Referring now to FIGS. 4A and 4B, FIG. 4A illustrates a side view of a high impact protection system corner 108 according to aspects of the present disclosure while FIG. 4B is a superior view of the same component. The corner 108 may comprise a ring member 402. In the present embodiment, the high impact protection system is designed to protect a substantially rectilinear freezer chest 101. Therefore, the corner 108 also comprises two right angle members 404. The right angle members 404 attach to the ring member 402 at substantially right angles to one another.

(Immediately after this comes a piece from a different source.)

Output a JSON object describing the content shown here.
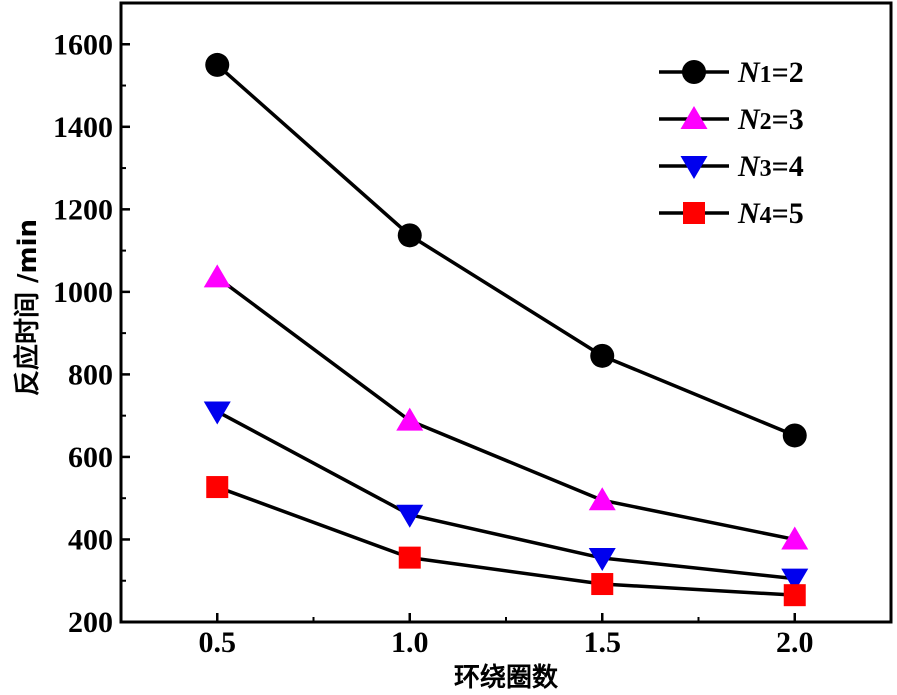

Distal from the ring member 402 on the right angle members 404 is a collar 406. The collar 406 attaches to mating ends 408. As can be seen from FIG. 3, the mating ends 408 are sized to interfit with an inner diameter of the continuous railing 106. In one embodiment, the collar 406 defines the limit to which the continuous railing 106 can slide over the mating end 408. From the superior view of FIG. 4B, it can be seen that the ring member 402 defines a bollard ring 410.
In one method of constructing the high impact protection system of the present disclosure, a number of bollards 102 may be affixed to the ground 104 as was described with respect to FIG. 2. The corners 108 may then be interfitted with the continuous railing 106. Following this, the corners 108 may be slid down on top of the bollards 102. The legs 110, if so provided, may then be securely anchored to the ground 104 as well. In another embodiment, the base 206 of the bollards 102 may be anchored in place around the freezer 101 followed by anchoring of the legs 110 in the appropriate location. The continuous railing 106 may then be interfitted with the legs 110. At this point, the corners 108 may be mated up with the continuous railing 106. Following this, the body or post 202 of each bollard 102 may be threaded to the base 206 as previously described.
Thus, the present invention is well adapted to carry out the objectives and attain the ends and advantages mentioned above as well as those inherent therein. While presently preferred embodiments have been described for purposes of this disclosure, numerous changes and modifications will be apparent to those of ordinary skill in the art. Such changes and modifications are encompassed within the spirit of this invention as defined by the claims.